Earlier today, on October 24, the bitcoin price dipped below $5,800 for the first time since October 19, due to the market’s decline in support for the upcoming Bitcoin Gold hard fork.
Meanwhile, the price of Ether, the native cryptocurrency of Ethereum, has recovered beyond the $300 mark, as previously suggested by CCN.com. WIth optimism surrounding the recent Byzantium hard fork and the Enterprise Ethereum Alliance (EEA), Ether has sustained its upward trend in the short-term.
“In the mid-term, the success of the Byzantium hard fork and rapid adoption of the Ethereum network will allow Ether to rebound and recover in value.”
Prominent and highly regarded bitcoin analysts and investors including Tuur Demeester and Spencer Bogart have emphasized that the upcoming Bitcoin Gold hard fork has caused the price of bitcoin to remain below the $6,000 mark, as traders move their funds from other alternative cryptocurrencies (altcoins) and digital assets.
Bogart, the head of research at Blockchain Capital, stated:
Bitcoin holders prior to the Bitcoin Gold hard fork that is expected to occur in late November will be credited with BCG in 1:1 ratio by most exchanges and wallets such as Trezor and Bittrex. But, the Bitcoin Gold has to implement strong replay protection to ensure bitcoin holders can receive Bitcoin Gold safely. Without replay protection, as the Trezor development team noted, the process of retrieving Bitcoin Gold could endanger existing bitcoins
“Bitcoin Gold’s codebase is, at the moment of the writing, incomplete. Most importantly, it lacks replay protection. For this reason, TREZOR Wallet will not support Bitcoin Gold yet, as it would endanger your bitcoins. Replay protection prevents a transaction on the Bitcoin Gold chain from being re-transmitted on the Bitcoin chain and vice versa,” explained the Trezor development team.

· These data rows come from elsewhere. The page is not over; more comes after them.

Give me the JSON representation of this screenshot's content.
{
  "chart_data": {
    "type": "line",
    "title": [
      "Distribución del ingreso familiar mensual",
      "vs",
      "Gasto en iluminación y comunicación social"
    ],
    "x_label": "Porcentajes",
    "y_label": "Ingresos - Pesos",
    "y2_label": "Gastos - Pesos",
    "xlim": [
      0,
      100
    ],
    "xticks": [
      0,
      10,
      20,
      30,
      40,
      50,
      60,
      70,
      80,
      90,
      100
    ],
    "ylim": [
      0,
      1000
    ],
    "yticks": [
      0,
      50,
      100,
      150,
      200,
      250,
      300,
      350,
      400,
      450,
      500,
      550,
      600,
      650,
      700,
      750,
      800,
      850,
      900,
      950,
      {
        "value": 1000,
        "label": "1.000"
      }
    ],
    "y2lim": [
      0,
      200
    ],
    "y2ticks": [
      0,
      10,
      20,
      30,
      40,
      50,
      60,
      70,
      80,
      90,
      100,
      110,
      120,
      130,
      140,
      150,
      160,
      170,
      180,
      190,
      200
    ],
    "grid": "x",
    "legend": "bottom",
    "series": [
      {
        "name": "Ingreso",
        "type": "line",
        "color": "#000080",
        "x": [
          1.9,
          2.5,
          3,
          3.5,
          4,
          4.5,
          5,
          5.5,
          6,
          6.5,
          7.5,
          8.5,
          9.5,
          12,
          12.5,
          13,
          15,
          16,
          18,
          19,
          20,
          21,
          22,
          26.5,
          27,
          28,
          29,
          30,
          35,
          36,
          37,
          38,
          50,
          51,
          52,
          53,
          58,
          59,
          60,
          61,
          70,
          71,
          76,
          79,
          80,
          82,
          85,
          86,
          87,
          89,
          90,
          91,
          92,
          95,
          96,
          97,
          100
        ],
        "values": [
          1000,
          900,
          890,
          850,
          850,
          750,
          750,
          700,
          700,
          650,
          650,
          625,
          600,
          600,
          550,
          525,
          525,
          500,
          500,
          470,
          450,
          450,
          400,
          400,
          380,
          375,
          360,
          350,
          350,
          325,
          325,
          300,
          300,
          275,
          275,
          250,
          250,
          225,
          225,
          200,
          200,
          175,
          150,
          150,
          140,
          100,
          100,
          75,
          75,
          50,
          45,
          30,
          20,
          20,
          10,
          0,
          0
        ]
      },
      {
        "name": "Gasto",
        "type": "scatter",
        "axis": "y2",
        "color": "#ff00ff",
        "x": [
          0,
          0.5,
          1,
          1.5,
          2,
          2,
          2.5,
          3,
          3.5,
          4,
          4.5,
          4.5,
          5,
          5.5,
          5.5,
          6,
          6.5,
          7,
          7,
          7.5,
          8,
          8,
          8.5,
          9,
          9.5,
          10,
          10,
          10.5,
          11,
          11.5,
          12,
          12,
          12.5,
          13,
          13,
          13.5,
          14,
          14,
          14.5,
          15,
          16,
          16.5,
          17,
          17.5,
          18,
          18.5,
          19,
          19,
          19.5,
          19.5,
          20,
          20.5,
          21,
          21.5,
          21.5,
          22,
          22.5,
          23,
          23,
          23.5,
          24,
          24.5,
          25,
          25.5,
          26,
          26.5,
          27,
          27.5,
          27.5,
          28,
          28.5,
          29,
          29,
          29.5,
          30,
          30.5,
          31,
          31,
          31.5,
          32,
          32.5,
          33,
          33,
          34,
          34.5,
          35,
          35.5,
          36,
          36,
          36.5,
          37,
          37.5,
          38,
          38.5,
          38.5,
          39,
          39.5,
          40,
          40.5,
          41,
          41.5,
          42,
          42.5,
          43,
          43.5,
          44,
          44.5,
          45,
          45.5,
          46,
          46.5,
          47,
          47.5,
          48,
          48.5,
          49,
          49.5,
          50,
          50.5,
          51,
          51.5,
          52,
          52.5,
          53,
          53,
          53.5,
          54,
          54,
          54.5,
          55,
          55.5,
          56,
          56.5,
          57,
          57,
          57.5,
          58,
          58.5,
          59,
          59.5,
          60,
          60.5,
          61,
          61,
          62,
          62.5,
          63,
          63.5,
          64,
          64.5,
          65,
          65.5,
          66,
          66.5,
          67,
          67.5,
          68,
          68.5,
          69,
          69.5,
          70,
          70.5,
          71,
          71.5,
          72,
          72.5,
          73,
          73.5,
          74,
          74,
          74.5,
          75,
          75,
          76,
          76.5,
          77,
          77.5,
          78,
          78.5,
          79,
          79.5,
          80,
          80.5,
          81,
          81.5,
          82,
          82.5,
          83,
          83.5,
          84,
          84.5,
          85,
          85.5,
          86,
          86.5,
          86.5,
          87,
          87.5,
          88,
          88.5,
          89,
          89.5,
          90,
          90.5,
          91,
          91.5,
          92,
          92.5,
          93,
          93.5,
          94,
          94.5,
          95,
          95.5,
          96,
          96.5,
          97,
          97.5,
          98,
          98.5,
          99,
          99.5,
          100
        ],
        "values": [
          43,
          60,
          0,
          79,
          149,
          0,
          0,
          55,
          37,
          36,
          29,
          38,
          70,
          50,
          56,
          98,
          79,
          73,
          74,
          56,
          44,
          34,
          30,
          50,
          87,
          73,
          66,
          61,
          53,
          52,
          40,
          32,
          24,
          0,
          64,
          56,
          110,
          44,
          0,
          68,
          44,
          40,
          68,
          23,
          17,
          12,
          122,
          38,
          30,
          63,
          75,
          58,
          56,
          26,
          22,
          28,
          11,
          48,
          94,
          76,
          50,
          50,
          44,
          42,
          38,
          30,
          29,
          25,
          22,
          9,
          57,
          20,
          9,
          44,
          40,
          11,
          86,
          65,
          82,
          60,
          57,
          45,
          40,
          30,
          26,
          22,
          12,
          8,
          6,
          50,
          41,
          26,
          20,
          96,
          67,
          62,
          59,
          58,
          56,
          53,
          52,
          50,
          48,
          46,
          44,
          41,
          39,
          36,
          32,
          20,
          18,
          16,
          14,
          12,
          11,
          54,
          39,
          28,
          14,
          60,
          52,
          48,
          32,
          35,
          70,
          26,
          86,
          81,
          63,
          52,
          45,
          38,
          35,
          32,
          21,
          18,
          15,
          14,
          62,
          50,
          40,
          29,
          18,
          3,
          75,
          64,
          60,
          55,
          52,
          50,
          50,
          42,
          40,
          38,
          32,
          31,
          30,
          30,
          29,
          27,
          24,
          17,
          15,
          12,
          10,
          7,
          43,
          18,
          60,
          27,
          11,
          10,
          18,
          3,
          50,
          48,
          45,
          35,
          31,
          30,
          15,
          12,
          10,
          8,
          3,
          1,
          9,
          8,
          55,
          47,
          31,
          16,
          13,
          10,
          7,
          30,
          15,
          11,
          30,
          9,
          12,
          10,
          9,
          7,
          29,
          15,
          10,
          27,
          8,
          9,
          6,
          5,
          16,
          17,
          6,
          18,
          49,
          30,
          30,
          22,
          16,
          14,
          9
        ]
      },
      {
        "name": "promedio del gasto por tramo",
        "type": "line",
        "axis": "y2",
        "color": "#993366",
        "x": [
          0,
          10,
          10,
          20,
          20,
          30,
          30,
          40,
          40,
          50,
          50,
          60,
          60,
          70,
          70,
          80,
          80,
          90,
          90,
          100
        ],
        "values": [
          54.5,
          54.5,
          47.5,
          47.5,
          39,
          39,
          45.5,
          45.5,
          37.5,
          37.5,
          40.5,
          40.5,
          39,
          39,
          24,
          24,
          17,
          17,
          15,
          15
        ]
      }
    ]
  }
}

Consequently, many users, traders, and investors opted to distribute their funds across many altcoins and digital assets, to prevent being affected by the Bitcoin Gold hard fork.
Demeester also stated that traders should expect a similar trend in mid-November, when the SegWit2x hard fork is expected to occur. He explained, “I expect a similar effect post the B2X fork November 16: ‘pent up bitcoins’ being redistributed into alts (e.g. LTC).”
Ethereum has struggled to rebound in the past week, and has always dipped below the $290 mark. Today, the price of Ether soared to $311, demonstrating upward momentum for the first time since late September.
Prior to the imposition of a nationwide ban on cryptocurrency trading and initial coin offerings (ICOs) by the Chinese government, the price of Ether neared the $400 region. Recently, the market has gained confidence over the mid-term growth of Ether, given that Ethereum has executed its Byzantium hard fork, second-layer solutions like Plasma are expected to be integrated, and decentralized applications are seeing commercial success.
In the upcoming weeks, it is likely that the Ether price could eye $350 as short-term target, as analysts suggest. Apart from ICOs, which have not seem much progress over the past few months, innovative decentralized applications such as EtherDelta have started to account for a large portion of Ethereum’s transactions, which can be considered as a positive indicator for Ethereum’s mid-term future.